Here was built up a life of rich variety, shared in to the full by John, the doctor's eldest son (father of many members of the Murdoch clan prominent in Southern Tasmania today), by Robert Bruce, born shortly after his father's arrival in the colony, and by Antonia, who left England and rejoined her parents. Its combination of medical and agricultural interest was as remarkable as it was efficient.

It is not clear when Dr. James moved to Craigow, however, his journal of 1825 is headed "Craigow". He is listed in Hobart in Tas. Almanac of 1825, but does not appear thereafter.

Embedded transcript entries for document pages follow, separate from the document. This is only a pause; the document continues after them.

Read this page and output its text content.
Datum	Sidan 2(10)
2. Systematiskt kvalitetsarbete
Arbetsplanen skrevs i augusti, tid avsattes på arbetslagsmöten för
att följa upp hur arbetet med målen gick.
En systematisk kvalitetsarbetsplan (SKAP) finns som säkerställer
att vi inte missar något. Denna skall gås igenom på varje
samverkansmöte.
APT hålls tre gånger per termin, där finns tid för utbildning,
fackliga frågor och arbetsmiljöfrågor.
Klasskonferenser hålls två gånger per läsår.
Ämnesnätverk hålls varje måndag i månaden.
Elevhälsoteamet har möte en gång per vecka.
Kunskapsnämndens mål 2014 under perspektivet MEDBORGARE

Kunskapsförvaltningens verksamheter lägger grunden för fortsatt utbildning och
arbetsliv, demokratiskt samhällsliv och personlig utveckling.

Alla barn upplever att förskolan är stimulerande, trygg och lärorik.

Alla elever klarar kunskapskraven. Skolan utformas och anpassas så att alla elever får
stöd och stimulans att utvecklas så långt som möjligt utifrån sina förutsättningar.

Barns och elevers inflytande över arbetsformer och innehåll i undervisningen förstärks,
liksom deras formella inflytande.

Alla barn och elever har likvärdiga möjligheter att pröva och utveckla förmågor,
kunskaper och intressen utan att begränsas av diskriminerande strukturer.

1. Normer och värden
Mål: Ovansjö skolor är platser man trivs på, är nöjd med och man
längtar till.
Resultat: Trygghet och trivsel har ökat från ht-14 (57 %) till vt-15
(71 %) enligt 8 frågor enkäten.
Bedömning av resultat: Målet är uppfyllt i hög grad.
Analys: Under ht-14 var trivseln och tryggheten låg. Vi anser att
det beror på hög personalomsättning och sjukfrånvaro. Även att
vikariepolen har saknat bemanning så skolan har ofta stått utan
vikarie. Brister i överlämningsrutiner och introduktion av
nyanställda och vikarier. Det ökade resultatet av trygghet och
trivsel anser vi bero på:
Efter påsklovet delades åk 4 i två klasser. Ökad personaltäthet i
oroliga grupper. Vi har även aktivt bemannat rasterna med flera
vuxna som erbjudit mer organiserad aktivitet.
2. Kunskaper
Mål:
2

He appears also to have held for a while a place called Paradise Farm at Risdon. The Gazette of 4th June, 1831 had this news item:

"Dr Murdoch of Risdon, has this year made from the produce of his garden there a considerable quantity of Lavender, a profitable article of produce which we are glad he intends to cultivate largely for export to London where it is of considerable value. Specimens can be seen at our office as well as at the laboratory of Dr Eldriade, Elizabeth Street".

A century later the largest lavender farm in the world was at Lilydale, in Tasmania. There is nothing to show that Dr Murdoch ever exported lavender to London.

A couple of years later he was cultivating opium. The Sydney Gazette of 18th January, 1834, had this news item from Hobart:

"Dr Murdoch has just finished his opium harvest. The crop is abundant and of fine quality".

The Hobart Town Gazette of 6th June 1834, wrote:

"Opium continues to be an article of immense consumption in China and we feel it a duty incumbent on us once more to urge upon settlers the advantage and the wide field of profit so readily open to them in the cultivation of it in Van Diemen's Land, for the growth of which there is no part of the known world more congenial. Dr Murdoch of Risdon, who has long cultivated it in considerable quantities has, as we mentioned before, favoured us with a considerable quantity of seed, some of which is heartily at the service of any industrious settler disposed to embark on its cultivation. In Canton last March, opium was selling at 700 dollars a picul".